Un rato después, acurrucada en el barreño, Luna observaba con detenimiento las arrugadas yemas de sus dedos. En el sur de Madagascar donde le tocó nacer no manaban los estanques sulfurosos propios de otras regiones que habían conocido las Matronas de la Voz de más edad, y el estar sumergida en agua tan caliente le producía una sensación desconocida, le excitaba. Se levantó y dejó que la película líquida fuera escurriéndose poco a poco de su cuerpo. Desde que Matthieu apareció en su vida se contemplaba a sí misma de diferente forma, se sorprendía acariciándose donde él lo hacía, recorriendo con los dedos sus propias curvas y huecos como si estuviera acariciando su caracola blanca. Caminó desnuda hacia la ventana que daba al patio de la casa. Pegó las manos al cristal y vio cómo el joven músico movía las suyas de forma expresiva mientras su padre y su tío asentían sin cesar.

—Hemos de actuar ya —estaba urgiendo Matthieu a ambos.

—Lo que propones es muy arriesgado —replicaba el maestro escribano.

—Te recuerdo que sólo faltan dos días para el equinoccio, padre.

—He discutido varias veces con Newton acerca de por qué los asesinos de tu hermano querrían tener la partitura a toda costa antes de esa fecha —comentó Charpentier—. No quiere admitirlo, pero sin duda está ligado con algún aspecto del experimento que se le escapa. Él mismo, que entiende la alquimia como un proceso acelerado de florecimiento, siempre ha considerado la primavera como la estación más fructífera para sus trabajos.

—¿Qué demonios tiene el 20 de marzo? —exclamó el maestro escribano—. El rey también está obsesionado con esa fecha.

—¿Por qué dices eso?

—Pasado mañana se celebrará el acontecimiento que lleva meses esperando.

Matthieu no tenía la menor idea de a qué se refería.

—¿Qué acontecimiento?

—La inauguración de la inmensa Galería de los Espejos que ha de unir las dos alas del palacio.

—Una fiesta en Versalles…

—Toda Europa está enterada. Según dicen, ha cubierto las paredes de la galería con casi cuatrocientos espejos y los techos han sido pintados por el mismísimo Charles Le Brun —le informó, refiriéndose al artista más renombrado del momento.
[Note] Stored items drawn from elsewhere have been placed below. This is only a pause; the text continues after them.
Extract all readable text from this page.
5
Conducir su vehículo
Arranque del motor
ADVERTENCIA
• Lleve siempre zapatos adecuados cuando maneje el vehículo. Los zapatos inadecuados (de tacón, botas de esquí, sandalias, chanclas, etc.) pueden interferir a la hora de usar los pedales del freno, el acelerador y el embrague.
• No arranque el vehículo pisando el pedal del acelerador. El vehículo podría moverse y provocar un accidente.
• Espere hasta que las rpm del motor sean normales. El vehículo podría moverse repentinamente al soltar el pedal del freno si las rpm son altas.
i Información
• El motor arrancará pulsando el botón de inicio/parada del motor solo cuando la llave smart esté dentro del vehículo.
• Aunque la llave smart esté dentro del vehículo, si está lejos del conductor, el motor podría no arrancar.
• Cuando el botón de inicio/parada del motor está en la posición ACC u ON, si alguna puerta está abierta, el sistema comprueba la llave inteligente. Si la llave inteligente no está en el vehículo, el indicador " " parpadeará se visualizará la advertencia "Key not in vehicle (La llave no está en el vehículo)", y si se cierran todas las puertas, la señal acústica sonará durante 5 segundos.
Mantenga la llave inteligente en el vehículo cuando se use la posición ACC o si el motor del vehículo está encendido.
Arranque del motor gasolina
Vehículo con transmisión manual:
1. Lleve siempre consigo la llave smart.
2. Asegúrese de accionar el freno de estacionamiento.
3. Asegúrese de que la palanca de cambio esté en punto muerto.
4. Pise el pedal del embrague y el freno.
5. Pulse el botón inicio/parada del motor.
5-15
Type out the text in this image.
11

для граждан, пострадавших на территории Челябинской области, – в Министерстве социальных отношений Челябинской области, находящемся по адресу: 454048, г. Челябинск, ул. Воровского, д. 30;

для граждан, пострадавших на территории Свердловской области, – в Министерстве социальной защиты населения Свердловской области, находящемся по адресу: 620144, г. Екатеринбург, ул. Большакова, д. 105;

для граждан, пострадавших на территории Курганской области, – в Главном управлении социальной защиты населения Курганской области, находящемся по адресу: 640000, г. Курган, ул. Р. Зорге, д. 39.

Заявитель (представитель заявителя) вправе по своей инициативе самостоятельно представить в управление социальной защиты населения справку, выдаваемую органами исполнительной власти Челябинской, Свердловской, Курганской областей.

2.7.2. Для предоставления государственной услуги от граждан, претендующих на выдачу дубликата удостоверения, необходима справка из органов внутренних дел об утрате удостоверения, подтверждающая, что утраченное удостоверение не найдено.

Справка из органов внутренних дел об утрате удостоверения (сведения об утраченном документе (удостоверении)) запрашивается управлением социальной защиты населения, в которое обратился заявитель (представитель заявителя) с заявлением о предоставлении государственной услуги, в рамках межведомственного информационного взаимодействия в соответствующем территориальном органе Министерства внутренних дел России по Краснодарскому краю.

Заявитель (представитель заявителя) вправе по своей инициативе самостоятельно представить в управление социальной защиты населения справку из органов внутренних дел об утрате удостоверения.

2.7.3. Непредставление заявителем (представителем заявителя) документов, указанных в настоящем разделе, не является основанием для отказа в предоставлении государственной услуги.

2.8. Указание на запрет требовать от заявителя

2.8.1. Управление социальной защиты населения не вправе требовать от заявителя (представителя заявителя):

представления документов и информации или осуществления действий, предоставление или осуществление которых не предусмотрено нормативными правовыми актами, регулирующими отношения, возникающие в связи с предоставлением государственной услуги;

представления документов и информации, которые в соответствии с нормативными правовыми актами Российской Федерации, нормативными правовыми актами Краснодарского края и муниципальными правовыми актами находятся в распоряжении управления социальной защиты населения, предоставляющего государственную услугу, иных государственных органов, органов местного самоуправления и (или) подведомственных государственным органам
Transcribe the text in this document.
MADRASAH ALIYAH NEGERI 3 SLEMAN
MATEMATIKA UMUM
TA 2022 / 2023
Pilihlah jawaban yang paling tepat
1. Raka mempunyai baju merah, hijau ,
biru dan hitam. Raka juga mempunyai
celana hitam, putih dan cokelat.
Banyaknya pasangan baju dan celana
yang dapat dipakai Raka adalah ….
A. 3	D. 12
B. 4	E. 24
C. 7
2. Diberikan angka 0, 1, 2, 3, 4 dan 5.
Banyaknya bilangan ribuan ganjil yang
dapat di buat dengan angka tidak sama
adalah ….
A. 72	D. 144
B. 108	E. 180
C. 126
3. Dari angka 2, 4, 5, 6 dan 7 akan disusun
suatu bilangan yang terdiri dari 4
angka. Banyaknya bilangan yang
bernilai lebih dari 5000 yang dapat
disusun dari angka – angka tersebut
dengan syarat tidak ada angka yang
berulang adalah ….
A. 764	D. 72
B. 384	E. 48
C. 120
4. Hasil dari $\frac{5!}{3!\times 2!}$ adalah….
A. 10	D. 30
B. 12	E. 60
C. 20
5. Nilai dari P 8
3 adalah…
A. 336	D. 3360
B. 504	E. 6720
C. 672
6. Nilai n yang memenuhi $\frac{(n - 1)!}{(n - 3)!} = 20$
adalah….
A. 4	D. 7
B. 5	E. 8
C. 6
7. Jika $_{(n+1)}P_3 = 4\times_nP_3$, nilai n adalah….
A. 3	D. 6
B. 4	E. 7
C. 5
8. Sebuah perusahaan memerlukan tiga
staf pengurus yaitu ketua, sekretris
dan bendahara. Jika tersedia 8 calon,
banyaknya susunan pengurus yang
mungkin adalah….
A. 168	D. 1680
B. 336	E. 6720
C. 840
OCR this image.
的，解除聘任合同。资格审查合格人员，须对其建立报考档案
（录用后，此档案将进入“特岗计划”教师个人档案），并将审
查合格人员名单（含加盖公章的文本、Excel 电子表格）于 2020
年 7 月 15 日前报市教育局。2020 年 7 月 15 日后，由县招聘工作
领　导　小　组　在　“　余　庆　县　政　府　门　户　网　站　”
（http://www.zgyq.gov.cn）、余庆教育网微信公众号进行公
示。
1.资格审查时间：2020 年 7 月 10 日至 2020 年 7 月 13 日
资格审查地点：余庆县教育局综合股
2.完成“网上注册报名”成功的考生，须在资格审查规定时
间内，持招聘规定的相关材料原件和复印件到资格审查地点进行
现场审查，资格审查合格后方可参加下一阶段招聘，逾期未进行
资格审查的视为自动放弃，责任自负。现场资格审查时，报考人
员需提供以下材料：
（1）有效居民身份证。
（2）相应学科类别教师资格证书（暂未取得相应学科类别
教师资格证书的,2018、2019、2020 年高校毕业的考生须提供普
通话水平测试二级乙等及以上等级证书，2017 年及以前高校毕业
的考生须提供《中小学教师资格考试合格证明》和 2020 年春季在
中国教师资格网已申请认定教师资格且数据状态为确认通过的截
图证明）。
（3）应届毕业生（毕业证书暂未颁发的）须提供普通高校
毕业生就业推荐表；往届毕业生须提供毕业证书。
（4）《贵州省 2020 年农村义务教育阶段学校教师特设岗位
—¿Y si el equinoccio no tuviera nada que ver y los asesinos sólo quisieran confundirnos?

—¿Cómo?

—¿Por qué el rey escogió precisamente esa fecha para la inauguración?

—Tiene su explicación —intervino Charpentier—. Ese día del año los dos polos de la Tierra se encuentran a igual distancia del Sol, por lo que el planeta está perfectamente alineado. El rey quiere descubrir sus espejos justo cuando los rayos penetren en la galería en la dirección precisa. Imagínalo… Estallarán en el cristal con todo su esplendor y devolverán una imagen mágica de los jardines.